Священник Георгий Кочетков: Я хочу напомнить ещё об одном. Всё-таки верные становятся верными тогда, когда они готовы стать верными. То есть их надо к этому готовить – через оглашение, через общинную, братскую жизнь. Тогда они будут готовы брать на себя ответственность. А это в Церкви возможно, когда есть поддержка, когда человек не чувствует себя совершенно одиноким. Одинокими бывают пророки, харизматики. Они часто одиноки, как и гении, но их обычно единицы, а в какой-то период их и вообще может не быть.
Очень важно, что полноценная жизнь верных в Церкви, их единство с Богом и друг со другом – это всё и есть та ответственность, которую люди должны чувствовать с самого начала, только входя в Церковь. Значит, мы снова возвращаемся к вопросу полноценного оглашения, основ общинной жизни, братской жизни.
У нас Церковь, как всем нам известно из Символа веры, святая. Но кто скажет персонально, что он святой или что кто-то другой – святой? Персонально святых нет. А все вместе, Церковь, всё-таки святая. И я бы сделал акцент на доверии к людям, чтобы они могли брать ответственность на себя и даже считали бы её за дар Божий, за своё служение Богу.
Но всё-таки на пустом месте, только из добрых пожеланий, это никак не получится. Должна быть действительно система церковной жизни, но какая-то другая система – другие взаимоотношения, другие ценности, чтобы церковь могла узнавать и признавать дары Божьи в людях. Сейчас этого нет. Голос Церкви не звучит, причём везде и всюду, не только у нас в православии, но и у католиков, и у протестантов.

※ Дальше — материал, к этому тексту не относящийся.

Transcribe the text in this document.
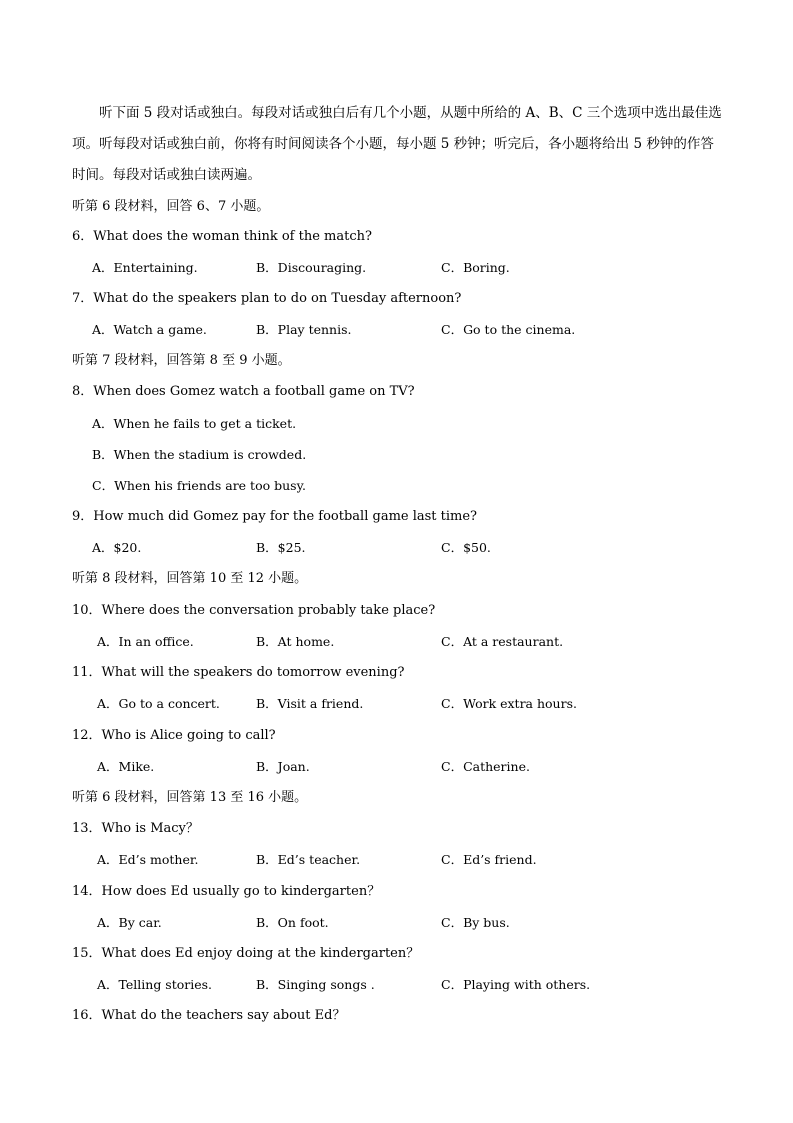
听下面 5 段对话或独白。每段对话或独白后有几个小题，从题中所给的 A、B、C 三个选项中选出最佳选项。听每段对话或独白前，你将有时间阅读各个小题，每小题 5 秒钟；听完后，各小题将给出 5 秒钟的作答时间。每段对话或独白读两遍。

听第 6 段材料，回答 6、7 小题。
6．What does the woman think of the match?
A．Entertaining.	B．Discouraging.	C．Boring.
7．What do the speakers plan to do on Tuesday afternoon?
A．Watch a game.	B．Play tennis.	C．Go to the cinema.
听第 7 段材料，回答第 8 至 9 小题。
8．When does Gomez watch a football game on TV?
A．When he fails to get a ticket.
B．When the stadium is crowded.
C．When his friends are too busy.
9．How much did Gomez pay for the football game last time?
A．$20.	B．$25.	C．$50.
听第 8 段材料，回答第 10 至 12 小题。
10．Where does the conversation probably take place?
A．In an office.	B．At home.	C．At a restaurant.
11．What will the speakers do tomorrow evening?
A．Go to a concert.	B．Visit a friend.	C．Work extra hours.
12．Who is Alice going to call?
A．Mike.	B．Joan.	C．Catherine.
听第 6 段材料，回答第 13 至 16 小题。
13．Who is Macy？
A．Ed’s mother.	B．Ed’s teacher.	C．Ed’s friend.
14．How does Ed usually go to kindergarten？
A．By car.	B．On foot.	C．By bus.
15．What does Ed enjoy doing at the kindergarten？
A．Telling stories.	B．Singing songs .	C．Playing with others.
16．What do the teachers say about Ed？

Так вот, я хотел бы, чтобы мы подумали о такой ответственности верных: если ты человек, верный Богу и Церкви, то ты должен брать на себя ответственность за дело Божье, то есть за Церковь. За себя и немножко за других. Ну, кто-то немножко, кто-то побольше: это уж кому сколько дано и кто на какой ступени стоит (это совсем необязательно связано с иерархическими взаимоотношениями). Но очень важно, что полноценная жизнь верных в Церкви, их единство с Богом и друг со другом – это всё и есть та ответственность, которую люди должны чувствовать с самого начала, только входя в Церковь. Значит, мы снова возвращаемся к вопросу полноценного оглашения, основ общинной жизни, братской жизни, то есть к тому, о чём у нас не было повода сегодня говорить, но о чём всё-таки приходится вспоминать.